The fields of Appomattox were not the only soil to witness acts of compassion between Masonic brothers. The Friend to Friend Masonic Memorial at Pennsylvania’s own Gettysburg Battlefield depicts the “Armistead-Bingham incident’ in which Union Army Captain Henry H. Bingham assisted mortally-wounded Confederate Brigadier General Lewis A. Armistead. There are arguably numerous such examples, both recorded and lost to time. Though the above photograph is not inclusive of all Freemasons who contributed to the Sesquicentennial event at Appomattox, it is a fine representation of Freemasonry in America – a Brotherhood which stood then and stands now Undivided.
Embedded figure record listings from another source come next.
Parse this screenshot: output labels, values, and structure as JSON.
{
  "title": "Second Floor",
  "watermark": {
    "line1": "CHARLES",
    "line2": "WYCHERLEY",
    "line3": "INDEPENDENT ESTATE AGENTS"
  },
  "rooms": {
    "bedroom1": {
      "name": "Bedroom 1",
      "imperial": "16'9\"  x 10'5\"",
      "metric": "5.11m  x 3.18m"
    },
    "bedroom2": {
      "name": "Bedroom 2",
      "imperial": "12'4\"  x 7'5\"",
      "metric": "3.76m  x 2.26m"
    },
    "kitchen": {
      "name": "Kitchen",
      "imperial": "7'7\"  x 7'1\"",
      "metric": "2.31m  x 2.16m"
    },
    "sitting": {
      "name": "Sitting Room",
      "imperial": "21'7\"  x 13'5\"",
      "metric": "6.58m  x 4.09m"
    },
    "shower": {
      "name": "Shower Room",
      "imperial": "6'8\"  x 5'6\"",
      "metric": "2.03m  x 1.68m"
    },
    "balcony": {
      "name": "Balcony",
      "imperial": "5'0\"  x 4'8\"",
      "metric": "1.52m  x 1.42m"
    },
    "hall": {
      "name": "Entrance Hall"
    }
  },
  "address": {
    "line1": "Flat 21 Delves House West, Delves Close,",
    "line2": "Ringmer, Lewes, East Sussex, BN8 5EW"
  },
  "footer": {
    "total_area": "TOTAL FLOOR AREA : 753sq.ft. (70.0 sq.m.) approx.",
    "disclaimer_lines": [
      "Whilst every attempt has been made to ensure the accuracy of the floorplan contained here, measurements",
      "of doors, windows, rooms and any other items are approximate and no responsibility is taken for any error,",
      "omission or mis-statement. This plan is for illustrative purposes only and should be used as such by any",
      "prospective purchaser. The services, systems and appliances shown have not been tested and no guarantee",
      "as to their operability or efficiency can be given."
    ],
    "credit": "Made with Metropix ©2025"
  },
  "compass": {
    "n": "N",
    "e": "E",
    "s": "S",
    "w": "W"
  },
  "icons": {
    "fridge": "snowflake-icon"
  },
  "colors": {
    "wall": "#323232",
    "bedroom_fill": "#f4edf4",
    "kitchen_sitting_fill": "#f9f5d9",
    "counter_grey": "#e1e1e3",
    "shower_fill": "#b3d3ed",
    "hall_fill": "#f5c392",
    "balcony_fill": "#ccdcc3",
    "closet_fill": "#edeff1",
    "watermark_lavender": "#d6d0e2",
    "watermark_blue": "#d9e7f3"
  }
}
Brethren in the photograph are as follows (L-R):

  • Maj.-Gen. Philip Sheridan, portrayed by Michael Seeley – Winter Park Lodge No. 239 F.&A.M., Winter Park, Florida.
  • Pvt. Joseph Rupp, portrayed by Joseph Rupp, PM – Seneca Lodge No. 805 F.&.A.M., Kittanning, Pennsylvania.
  • Cpl. Joseph McShane, portrayed by Joseph McShane – Seneca Lodge No. 805 F.&A.M., Kittanning, Pennsylvania.
  • Brig.-Gen. John A. Rawlins, portrayed by Daniel Moran – Patmos Lodge No. 348 F.&A.M., Hanover, Pennsylvania.
  • Pvt. Timothy Nupp, portrayed by Timothy Nupp – Indiana-Franklin Lodge No. 313 F.&A.M., Indiana, Pennsylvania.
  • Lt.-Gen. Ulysses S. Grant, portrayed by Dr. Curt Fields – Rockvale Lodge No. 413 F.&A.M., Rockvale, Tennessee.
  • Maj.-Gen Andrew Humphreys, portrayed by Richard Weil – Acacia Lodge No. 586 F.&A.M., Waynesboro, Pennsylvania.
  • Dr. Col. Thomas McParlin, portrayed by John L. Warsing, PM – Moshannon No. 391 F.&A.M., Philipsburg, Pennsylvania.
  • Lt.-Col. Horace Porter, portrayed by Mike Reetz, Gettysburg, Pennsylvania.

Photograph and article by Lee E. Edgar, Ft. Hunt-Skidmore Daytime No. 353, Springfield, Virginia.